As the limo passed through a seven-story carved stone archway that resembled the Arc de Triomphe, a blue funk threatened to envelope Lindsay. She fought off the mood by reminding herself to look at the good. How many people had flown by private jet, been chauffeured by limousine and lodged in a five-hundred-year-old castle?

It was good while it lasted, and she needed to make the most out of these last moments rather than waste them brooding.

She grabbed her handbag, a cavernous Marc Jacobs—another bridesmaid gift from Sophie—and foraged for a compact and tube of lipstick to touch up her face before they arrived at the airport.

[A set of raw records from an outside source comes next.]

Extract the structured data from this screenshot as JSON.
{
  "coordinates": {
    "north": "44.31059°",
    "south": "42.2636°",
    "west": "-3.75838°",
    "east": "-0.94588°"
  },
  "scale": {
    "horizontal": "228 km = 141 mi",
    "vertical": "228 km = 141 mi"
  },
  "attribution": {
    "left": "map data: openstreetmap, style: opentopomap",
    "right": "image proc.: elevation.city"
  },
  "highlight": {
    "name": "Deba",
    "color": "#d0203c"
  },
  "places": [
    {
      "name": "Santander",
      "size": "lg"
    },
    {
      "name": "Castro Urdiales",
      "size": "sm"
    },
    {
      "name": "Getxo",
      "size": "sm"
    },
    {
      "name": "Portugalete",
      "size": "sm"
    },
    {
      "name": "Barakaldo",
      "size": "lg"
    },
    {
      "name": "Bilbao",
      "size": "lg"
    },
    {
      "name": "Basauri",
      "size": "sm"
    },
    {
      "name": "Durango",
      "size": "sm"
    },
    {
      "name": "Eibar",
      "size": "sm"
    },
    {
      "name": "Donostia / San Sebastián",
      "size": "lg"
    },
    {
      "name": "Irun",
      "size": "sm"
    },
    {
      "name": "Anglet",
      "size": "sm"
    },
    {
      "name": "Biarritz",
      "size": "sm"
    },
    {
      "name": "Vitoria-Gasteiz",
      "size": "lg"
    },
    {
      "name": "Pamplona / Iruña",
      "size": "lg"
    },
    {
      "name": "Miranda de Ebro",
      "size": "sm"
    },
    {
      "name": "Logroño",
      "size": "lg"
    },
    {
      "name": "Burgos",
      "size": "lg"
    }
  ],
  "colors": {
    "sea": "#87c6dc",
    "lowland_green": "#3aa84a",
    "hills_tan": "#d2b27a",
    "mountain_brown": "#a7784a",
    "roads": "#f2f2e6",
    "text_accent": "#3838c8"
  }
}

Instead of the makeup, her fingers found their way to Carson Chandler’s business card and plucked it from the inner pocket where she’d stashed it. She ran her finger over the black letters embossed on the ivory-colored linen, then flipped it over and studied the bold script he’d used to write the contact number for his assistant, Sheila.

It would be a very nice opportunity for the right person. And I believe you might be the right person, Miss Bingham.

Sophie had promised Chandler was a gentleman, “…happily married for nearly fifty years.”

Interesting, since the man had a reputation in the business world for changing his mind as often as the wind changed directions. Even the spot he’d invited her to audition for seemed tentative.

“I’m not supposed to tell you this,” Sophie had confided. “So you can’t breathe a word, but you know he just purchased the Epicurean Traveler Network. Well, he wants to eventually turn the three-minute Diva spot into an hour-long show. You have to do this, Linds, because this little spot could turn into something really big.”